The women are also highly anaemic, said Niranjankumar, but they do not take the iron supplements given to them. Asked why, the women smiled sheepishly. Doctors speculate they are not used to taking tablets.
Stillbirths are reducing across India, but there are still too many.
States that pay attention to maternal health reduce chances of stillbirths
The “Every Newborn Action Plan”, explained in the Lancet study, aims to bring the global stillbirth rate to 12 or lower per 1,000 births by 2030 (India in 2014 adopted the India Newborn Action Plan with the aim to reach a single-digit stillbirth target).

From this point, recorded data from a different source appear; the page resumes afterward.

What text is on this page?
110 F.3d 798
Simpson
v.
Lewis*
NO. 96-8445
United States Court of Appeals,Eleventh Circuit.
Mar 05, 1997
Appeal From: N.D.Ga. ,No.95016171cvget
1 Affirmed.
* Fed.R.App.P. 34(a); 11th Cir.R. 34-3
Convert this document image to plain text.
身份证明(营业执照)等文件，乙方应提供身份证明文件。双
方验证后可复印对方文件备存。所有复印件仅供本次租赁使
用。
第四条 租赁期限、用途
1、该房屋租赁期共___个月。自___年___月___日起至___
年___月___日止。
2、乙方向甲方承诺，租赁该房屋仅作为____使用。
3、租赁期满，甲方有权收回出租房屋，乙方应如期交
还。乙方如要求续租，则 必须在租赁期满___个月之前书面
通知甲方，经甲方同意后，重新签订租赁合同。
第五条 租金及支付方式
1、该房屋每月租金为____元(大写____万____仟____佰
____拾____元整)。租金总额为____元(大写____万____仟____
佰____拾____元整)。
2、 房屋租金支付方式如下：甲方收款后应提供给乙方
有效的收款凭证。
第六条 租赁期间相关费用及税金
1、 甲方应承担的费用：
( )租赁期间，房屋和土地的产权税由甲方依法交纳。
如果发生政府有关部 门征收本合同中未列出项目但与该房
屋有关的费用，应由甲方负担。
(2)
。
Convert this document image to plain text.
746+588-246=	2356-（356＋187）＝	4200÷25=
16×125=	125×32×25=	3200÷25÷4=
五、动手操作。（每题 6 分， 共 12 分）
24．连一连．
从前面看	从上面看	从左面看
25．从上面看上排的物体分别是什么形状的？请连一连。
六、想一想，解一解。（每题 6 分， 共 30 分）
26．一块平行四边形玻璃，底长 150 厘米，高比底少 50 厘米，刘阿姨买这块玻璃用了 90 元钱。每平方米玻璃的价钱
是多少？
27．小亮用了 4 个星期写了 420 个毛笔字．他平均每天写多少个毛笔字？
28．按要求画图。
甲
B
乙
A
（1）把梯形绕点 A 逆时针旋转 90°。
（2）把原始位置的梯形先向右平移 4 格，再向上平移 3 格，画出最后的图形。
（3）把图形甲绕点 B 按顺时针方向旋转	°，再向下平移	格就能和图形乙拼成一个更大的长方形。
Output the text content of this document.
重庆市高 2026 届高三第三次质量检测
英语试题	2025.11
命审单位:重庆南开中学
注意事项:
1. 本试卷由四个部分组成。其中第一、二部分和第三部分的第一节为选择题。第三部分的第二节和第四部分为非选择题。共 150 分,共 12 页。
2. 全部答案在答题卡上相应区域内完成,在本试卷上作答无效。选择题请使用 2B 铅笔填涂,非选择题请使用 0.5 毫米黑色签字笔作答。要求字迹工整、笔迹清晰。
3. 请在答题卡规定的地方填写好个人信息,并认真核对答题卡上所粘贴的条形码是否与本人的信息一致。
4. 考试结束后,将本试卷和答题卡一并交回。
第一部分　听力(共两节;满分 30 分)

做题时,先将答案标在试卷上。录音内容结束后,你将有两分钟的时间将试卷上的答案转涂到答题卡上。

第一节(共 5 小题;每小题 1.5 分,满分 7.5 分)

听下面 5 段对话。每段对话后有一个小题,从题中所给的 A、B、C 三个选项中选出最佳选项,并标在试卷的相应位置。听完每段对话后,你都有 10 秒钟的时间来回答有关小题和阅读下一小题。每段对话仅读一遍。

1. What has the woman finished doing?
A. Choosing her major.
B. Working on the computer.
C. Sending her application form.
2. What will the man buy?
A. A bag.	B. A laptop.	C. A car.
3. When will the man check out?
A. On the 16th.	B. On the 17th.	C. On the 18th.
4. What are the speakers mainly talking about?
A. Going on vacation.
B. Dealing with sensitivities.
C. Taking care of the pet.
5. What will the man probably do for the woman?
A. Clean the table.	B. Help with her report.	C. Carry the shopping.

That will require empowered women, better healthcare and progress checks.
The dividends are obvious.
Indian states that focused on maternal healthcare also had healthier children, IndiaSpend recently reported. Programmes such as the Janani Suraksha Yojana (JSY), launched in 2005 to ensure safe motherhood, successfully offer cash incentives to encourage institutional deliveries, the rate of which–to all deliveries–increased from 56.7 percent in 2006-07 to 78.5 percent in 2010-11, according to government data.
Karnataka had 94 percent institutional deliveries according to data released recently by the National Family Health Survey. Uttarakhand and Meghalaya were the worst, with 61 percent and 58.4 percent respectively. The rest were home deliveries, most without trained-health-worker supervision and possibly in unhygienic conditions. The reported reasons for home delivery were convenience, fear of stitches, unavailability of transportation and the inability to afford hospitals.
JSY beneficiaries, since it launched a decade ago, increased from 0.74 million to 10.4 million in 2014-15. But this government review revealed that only 15 percent of JSY institutions were equipped to deal with institutional deliveries.
( Deepa Padmanaban is a Bengaluru-based journalist, specialising in public-health reporting. The views expressed are personal.)